As Masi and I left Corrymela to spend time in Derry with Jim O’Neill for the weekend, I found an unexpected and joyous circling unfold: As Jim walked us around the city walls sharing the history of Derry, and his lived experiences, we realised our shared connection to our colleague and dear friend at The Forgiveness Project – Jo Berry, whose father Sir Anthony Berry was killed in the Brighton Bomb in 1984. This year is the 40th anniversary of her father’s death, and Jo’s journey of dialogue from across the divide and work with Pat Magee (the former IRA activist who planted the bomb) has led her to profoundly understand what it takes to reconcile with our pain and that of others. Jim shared how he had spent time with Jo nearly 20 years ago when he was organising and facilitating community dialogue sessions, and I shared how Jo worked alongside me in our prison programme RESTORE. I suddenly realised Jim and I were circling back and forward, re-igniting seeds that were watered all those years ago.  We felt excited to re-connect his storytelling through music with Jo’s storytelling which for more than twenty years has centred on the spoken word of dialogue and conversations.

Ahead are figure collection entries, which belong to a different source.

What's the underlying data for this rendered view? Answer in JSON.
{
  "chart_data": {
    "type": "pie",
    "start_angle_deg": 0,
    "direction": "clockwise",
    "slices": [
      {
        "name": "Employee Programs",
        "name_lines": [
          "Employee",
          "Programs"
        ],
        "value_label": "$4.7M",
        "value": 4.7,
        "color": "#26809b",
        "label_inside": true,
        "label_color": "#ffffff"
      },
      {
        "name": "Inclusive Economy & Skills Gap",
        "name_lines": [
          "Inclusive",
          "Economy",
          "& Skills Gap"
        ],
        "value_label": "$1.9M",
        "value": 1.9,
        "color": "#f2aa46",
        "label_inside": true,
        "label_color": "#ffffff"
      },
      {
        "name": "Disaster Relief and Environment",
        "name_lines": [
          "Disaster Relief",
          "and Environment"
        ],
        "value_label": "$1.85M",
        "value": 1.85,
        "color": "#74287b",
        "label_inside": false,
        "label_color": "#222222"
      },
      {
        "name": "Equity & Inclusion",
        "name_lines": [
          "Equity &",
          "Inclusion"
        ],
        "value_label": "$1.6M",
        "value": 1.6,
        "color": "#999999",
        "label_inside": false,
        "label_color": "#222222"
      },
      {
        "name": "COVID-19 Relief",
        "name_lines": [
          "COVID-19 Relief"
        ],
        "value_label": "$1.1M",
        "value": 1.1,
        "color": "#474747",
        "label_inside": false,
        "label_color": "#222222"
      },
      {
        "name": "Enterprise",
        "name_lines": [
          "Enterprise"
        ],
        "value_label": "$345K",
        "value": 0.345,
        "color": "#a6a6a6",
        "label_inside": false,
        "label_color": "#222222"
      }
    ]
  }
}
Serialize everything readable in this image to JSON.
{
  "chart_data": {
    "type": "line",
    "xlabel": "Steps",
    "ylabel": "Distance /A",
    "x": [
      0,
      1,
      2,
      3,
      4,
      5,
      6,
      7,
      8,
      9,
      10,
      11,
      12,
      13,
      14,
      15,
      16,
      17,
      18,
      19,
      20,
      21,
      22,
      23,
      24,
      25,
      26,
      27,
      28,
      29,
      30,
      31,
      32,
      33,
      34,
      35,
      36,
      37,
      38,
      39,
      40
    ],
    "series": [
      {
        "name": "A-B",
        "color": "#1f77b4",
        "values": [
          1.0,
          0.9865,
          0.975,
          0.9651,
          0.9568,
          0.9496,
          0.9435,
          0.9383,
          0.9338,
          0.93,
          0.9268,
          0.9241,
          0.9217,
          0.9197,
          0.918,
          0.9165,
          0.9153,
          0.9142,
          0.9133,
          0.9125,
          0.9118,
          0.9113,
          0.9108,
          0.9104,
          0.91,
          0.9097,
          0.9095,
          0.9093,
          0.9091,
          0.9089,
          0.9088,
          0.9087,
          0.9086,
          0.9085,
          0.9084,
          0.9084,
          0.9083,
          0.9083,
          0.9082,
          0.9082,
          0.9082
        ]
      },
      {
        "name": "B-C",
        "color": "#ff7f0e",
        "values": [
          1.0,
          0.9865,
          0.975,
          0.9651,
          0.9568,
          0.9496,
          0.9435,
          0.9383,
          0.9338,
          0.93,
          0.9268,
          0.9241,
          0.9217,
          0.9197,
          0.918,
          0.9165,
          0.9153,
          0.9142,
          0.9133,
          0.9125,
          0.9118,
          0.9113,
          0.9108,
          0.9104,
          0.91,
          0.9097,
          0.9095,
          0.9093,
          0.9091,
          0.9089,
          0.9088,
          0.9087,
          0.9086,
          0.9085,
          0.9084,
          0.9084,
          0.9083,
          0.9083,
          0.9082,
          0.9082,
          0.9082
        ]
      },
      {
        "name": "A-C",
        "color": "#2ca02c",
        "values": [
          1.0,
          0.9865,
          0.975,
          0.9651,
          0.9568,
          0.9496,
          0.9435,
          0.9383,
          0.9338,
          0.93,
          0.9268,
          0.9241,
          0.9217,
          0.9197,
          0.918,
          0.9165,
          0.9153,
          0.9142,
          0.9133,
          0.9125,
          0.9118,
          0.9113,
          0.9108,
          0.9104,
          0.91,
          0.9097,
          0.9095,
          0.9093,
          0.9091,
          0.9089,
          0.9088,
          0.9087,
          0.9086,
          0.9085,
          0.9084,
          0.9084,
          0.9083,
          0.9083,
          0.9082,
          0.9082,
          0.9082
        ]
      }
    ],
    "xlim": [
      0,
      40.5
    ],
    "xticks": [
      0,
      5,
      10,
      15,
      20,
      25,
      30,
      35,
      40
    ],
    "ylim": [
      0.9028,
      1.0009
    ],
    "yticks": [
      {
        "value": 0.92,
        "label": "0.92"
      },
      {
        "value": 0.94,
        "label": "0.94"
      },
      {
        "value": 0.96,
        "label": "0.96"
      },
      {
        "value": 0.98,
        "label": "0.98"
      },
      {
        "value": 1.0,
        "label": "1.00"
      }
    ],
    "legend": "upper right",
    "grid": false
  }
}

As I began to head homeward, I noticed tears falling and I began to draw. I felt a deep-rooted pain which came from a sense of separation, from having experienced during the past few days this sense of belonging to a collective whole. I knew these tears to be those of grief. I reflected on the absence of collective grieving and the need for this to be present and care for all the suffering and loss that cannot be answered or reconciled. During these dialogue sessions, I was very affected by Masi Noor’s sharing of Judith Butler’s work on “Precariousness and Grievability”, writings that pose the questions ‘whose lives are mourned?’ and ‘whose lives are considered grievable?’

And this personal intention shared by Masi stays with me:

“I value your life, I will do anything to safeguard you from harm. If I fail to do this and something happens I will publicly be accountable and mourn.”